2002年、日本に検索連動型広告が誕生した日
私は社会人として現職で6社目の企業に勤めている。これまでに勤めた5社にはそれぞれ思い出がある。特に、私の成長と体験と変化ととして忘れられないのが2002年に入社した検索連動型広告を提供していたオーバーチュア株式会社だ。
2002年8月、私がパチスロ雑誌の編集を辞めて、オーバーチュア株式会社の面接を受けた。この時点で日本ではクリック課金型の検索連動型広告は存在していなかった。サーチワードバナーと呼ばれる純広告がインプレッション課金モデルとして高単価で販売されていた時代。
2019年度には6,700億円市場まで成長した、このお化け広告事業はこの後、産声を上げる。
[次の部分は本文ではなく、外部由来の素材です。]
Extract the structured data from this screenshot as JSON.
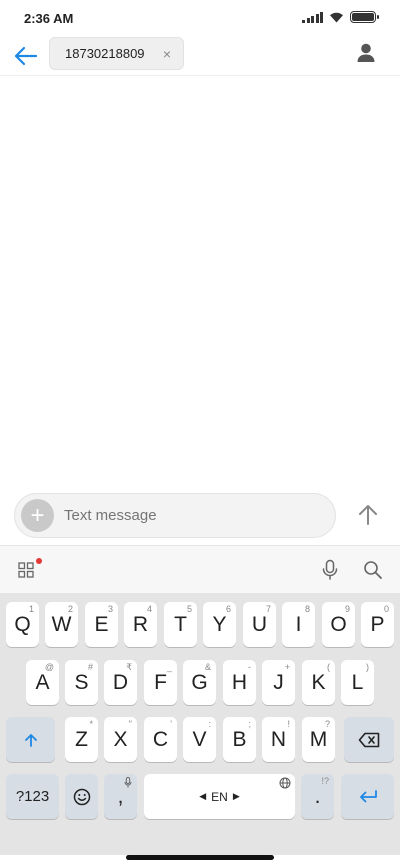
{
  "status_bar": {
    "time": "2:36 AM"
  },
  "header": {
    "recipient": "18730218809",
    "remove_symbol": "×"
  },
  "compose": {
    "placeholder": "Text message",
    "add_symbol": "+"
  },
  "keyboard": {
    "row1": [
      {
        "label": "Q",
        "sup": "1"
      },
      {
        "label": "W",
        "sup": "2"
      },
      {
        "label": "E",
        "sup": "3"
      },
      {
        "label": "R",
        "sup": "4"
      },
      {
        "label": "T",
        "sup": "5"
      },
      {
        "label": "Y",
        "sup": "6"
      },
      {
        "label": "U",
        "sup": "7"
      },
      {
        "label": "I",
        "sup": "8"
      },
      {
        "label": "O",
        "sup": "9"
      },
      {
        "label": "P",
        "sup": "0"
      }
    ],
    "row2": [
      {
        "label": "A",
        "sup": "@"
      },
      {
        "label": "S",
        "sup": "#"
      },
      {
        "label": "D",
        "sup": "₹"
      },
      {
        "label": "F",
        "sup": "_"
      },
      {
        "label": "G",
        "sup": "&"
      },
      {
        "label": "H",
        "sup": "-"
      },
      {
        "label": "J",
        "sup": "+"
      },
      {
        "label": "K",
        "sup": "("
      },
      {
        "label": "L",
        "sup": ")"
      }
    ],
    "row3": [
      {
        "label": "Z",
        "sup": "*"
      },
      {
        "label": "X",
        "sup": "\""
      },
      {
        "label": "C",
        "sup": "'"
      },
      {
        "label": "V",
        "sup": ":"
      },
      {
        "label": "B",
        "sup": ";"
      },
      {
        "label": "N",
        "sup": "!"
      },
      {
        "label": "M",
        "sup": "?"
      }
    ],
    "symbols_label": "?123",
    "comma_label": ",",
    "space_label": "EN",
    "period_label": ".",
    "period_sup": "!?"
  },
  "icons": {
    "back": "back-arrow-icon",
    "contact": "person-icon",
    "send": "send-arrow-icon",
    "grid": "grid-icon",
    "mic": "microphone-icon",
    "search": "search-icon",
    "shift": "shift-icon",
    "backspace": "backspace-icon",
    "emoji": "emoji-icon",
    "globe": "globe-icon",
    "enter": "enter-icon"
  },
  "colors": {
    "accent": "#1e88e5",
    "keyboard_bg": "#e4e4e4",
    "key_bg": "#ffffff",
    "function_key_bg": "#d6dde5",
    "notification_dot": "#e53935"
  }
}
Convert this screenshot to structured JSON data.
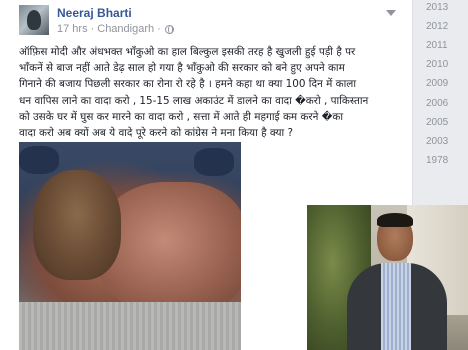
{
  "post": {
    "author": "Neeraj Bharti",
    "time": "17 hrs",
    "separator": "·",
    "location": "Chandigarh",
    "lines": [
      "ऑफ़िस मोदी और अंधभक्त भाँकुओ का हाल बिल्कुल इसकी तरह है खुजली हुई पड़ी है पर",
      "भाँकनें से बाज नहीं आते डेढ़ साल हो गया है भाँकुओ की सरकार को बने हुए अपने काम",
      "गिनाने की बजाय पिछली सरकार का रोना रो रहे है । हमने कहा था क्या 100 दिन में काला",
      "धन वापिस लाने का वादा करो , 15-15 लाख अकाउंट में डालने का वादा �करो , पाकिस्तान",
      "को उसके घर में घुस कर मारने का वादा करो , सत्ता में आते ही महगाई कम करने �का",
      "वादा करो अब क्यों अब ये वादे पूरे करने को कांग्रेस ने मना किया है क्या ?"
    ]
  },
  "year_nav": [
    "2013",
    "2012",
    "2011",
    "2010",
    "2009",
    "2006",
    "2005",
    "2003",
    "1978"
  ]
}
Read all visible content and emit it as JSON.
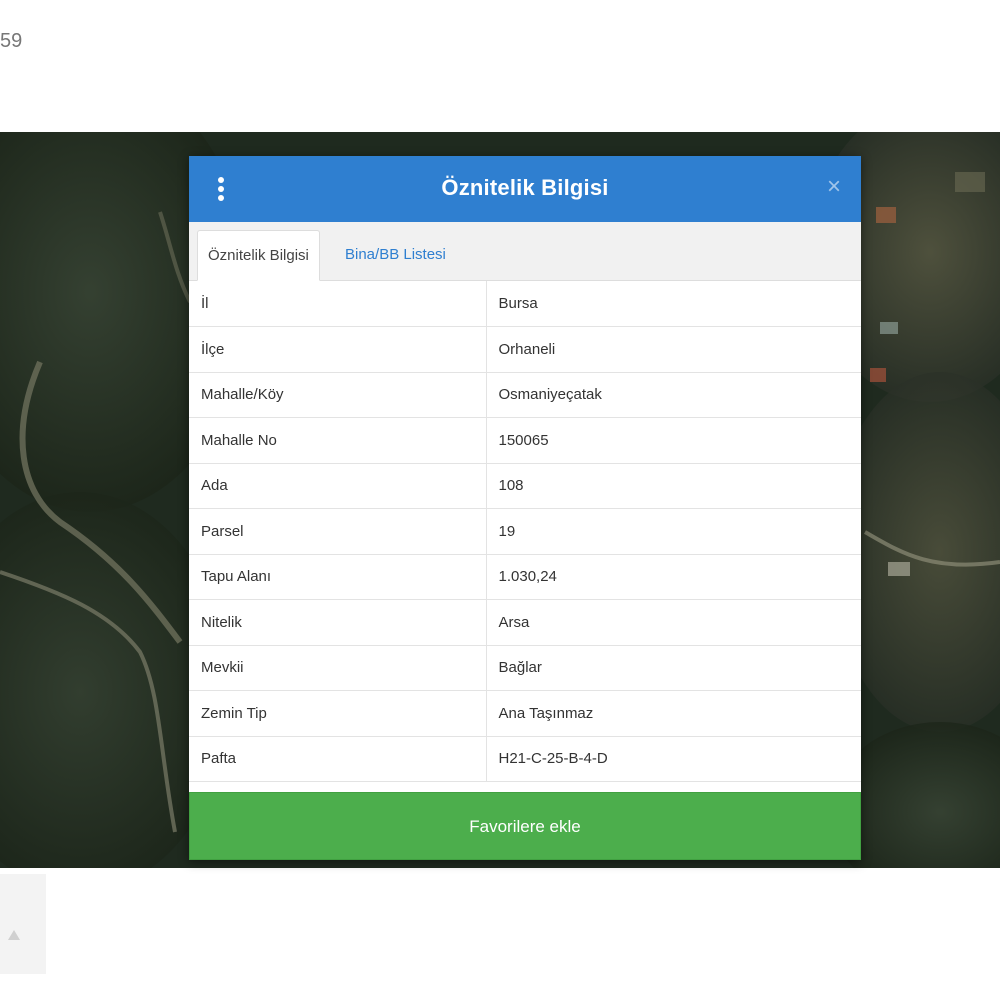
{
  "top_fragment": "59",
  "modal": {
    "title": "Öznitelik Bilgisi",
    "menu_icon": "kebab-vertical-icon",
    "close_icon": "close-icon",
    "close_glyph": "×"
  },
  "tabs": [
    {
      "label": "Öznitelik Bilgisi",
      "active": true
    },
    {
      "label": "Bina/BB Listesi",
      "active": false
    }
  ],
  "attributes": [
    {
      "key": "İl",
      "value": "Bursa"
    },
    {
      "key": "İlçe",
      "value": "Orhaneli"
    },
    {
      "key": "Mahalle/Köy",
      "value": "Osmaniyeçatak"
    },
    {
      "key": "Mahalle No",
      "value": "150065"
    },
    {
      "key": "Ada",
      "value": "108"
    },
    {
      "key": "Parsel",
      "value": "19"
    },
    {
      "key": "Tapu Alanı",
      "value": "1.030,24"
    },
    {
      "key": "Nitelik",
      "value": "Arsa"
    },
    {
      "key": "Mevkii",
      "value": "Bağlar"
    },
    {
      "key": "Zemin Tip",
      "value": "Ana Taşınmaz"
    },
    {
      "key": "Pafta",
      "value": "H21-C-25-B-4-D"
    }
  ],
  "favorites_button": "Favorilere ekle",
  "colors": {
    "header_blue": "#2f7fd0",
    "button_green": "#4cae4c",
    "tab_link_blue": "#2f7fd0"
  }
}
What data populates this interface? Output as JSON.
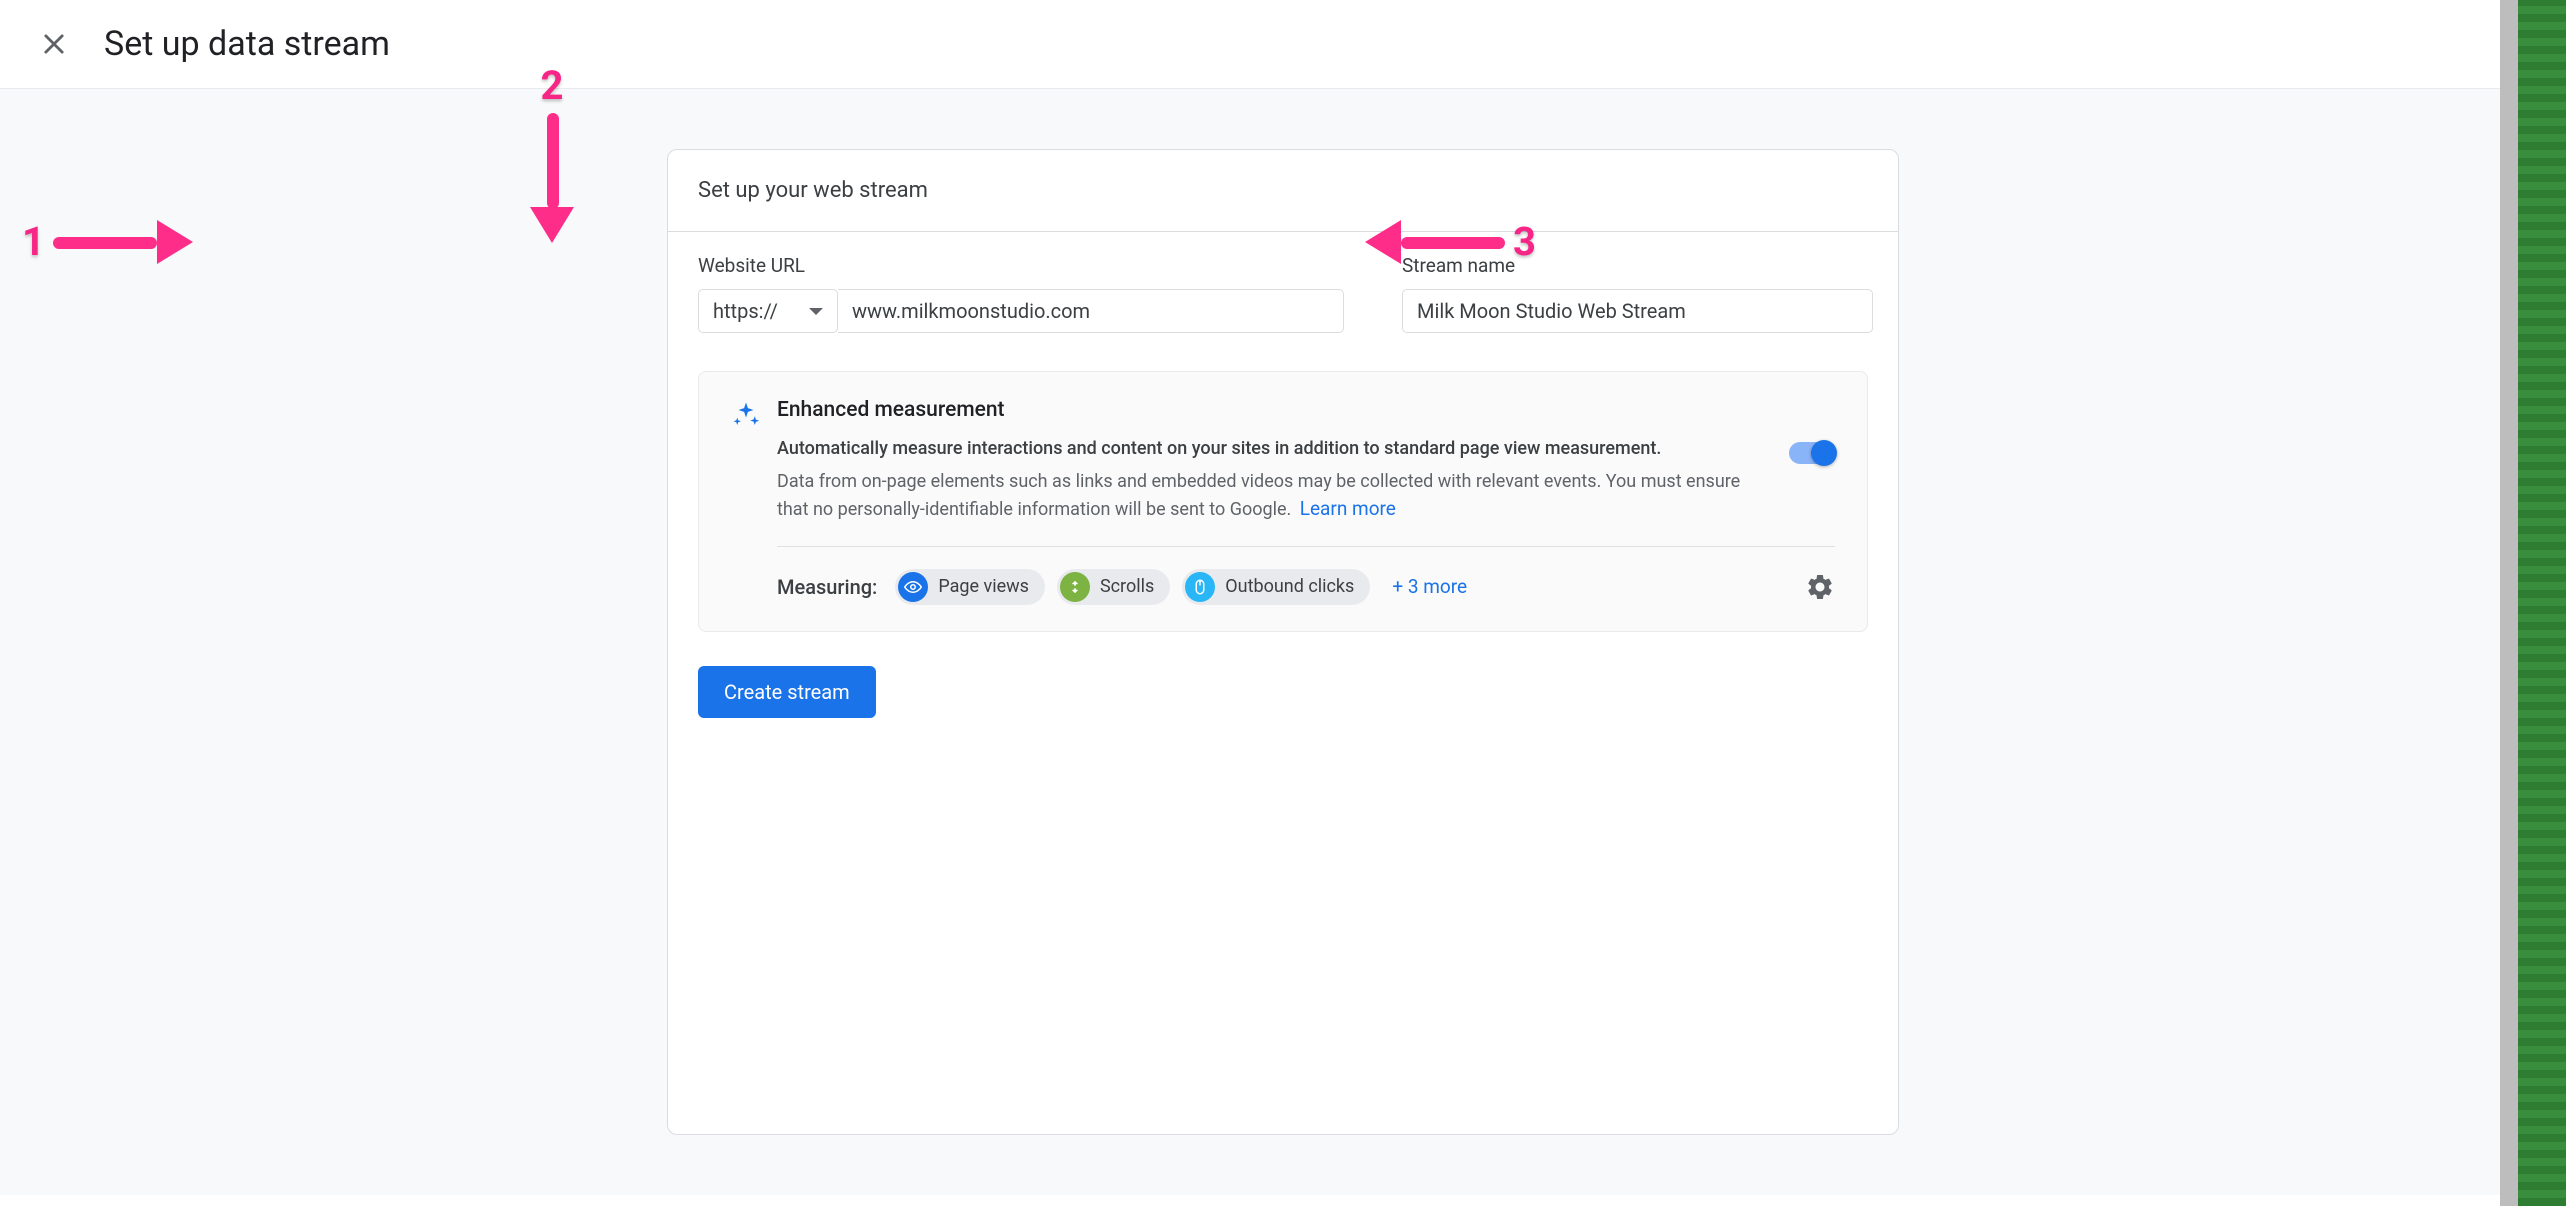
{
  "header": {
    "title": "Set up data stream"
  },
  "card": {
    "title": "Set up your web stream"
  },
  "fields": {
    "url_label": "Website URL",
    "protocol": "https://",
    "url_value": "www.milkmoonstudio.com",
    "stream_label": "Stream name",
    "stream_value": "Milk Moon Studio Web Stream"
  },
  "enhanced": {
    "title": "Enhanced measurement",
    "sub1": "Automatically measure interactions and content on your sites in addition to standard page view measurement.",
    "sub2": "Data from on-page elements such as links and embedded videos may be collected with relevant events. You must ensure that no personally-identifiable information will be sent to Google.",
    "learn_more": "Learn more"
  },
  "measuring": {
    "label": "Measuring:",
    "pills": {
      "0": "Page views",
      "1": "Scrolls",
      "2": "Outbound clicks"
    },
    "more": "+ 3 more"
  },
  "buttons": {
    "create": "Create stream"
  },
  "annotations": {
    "one": "1",
    "two": "2",
    "three": "3"
  }
}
面接を終え、約束の日までに不採用でも連絡するとのことだったが連絡は来なかった。約束違反だと思い、部長宛に結果の催促をしたところ、ほどなく採用連絡が来た。あとから聞いたら忙しくて連絡できてなかっただけだった。この時、催促しなかったら私の未来は全然違ったものになったかもしれない。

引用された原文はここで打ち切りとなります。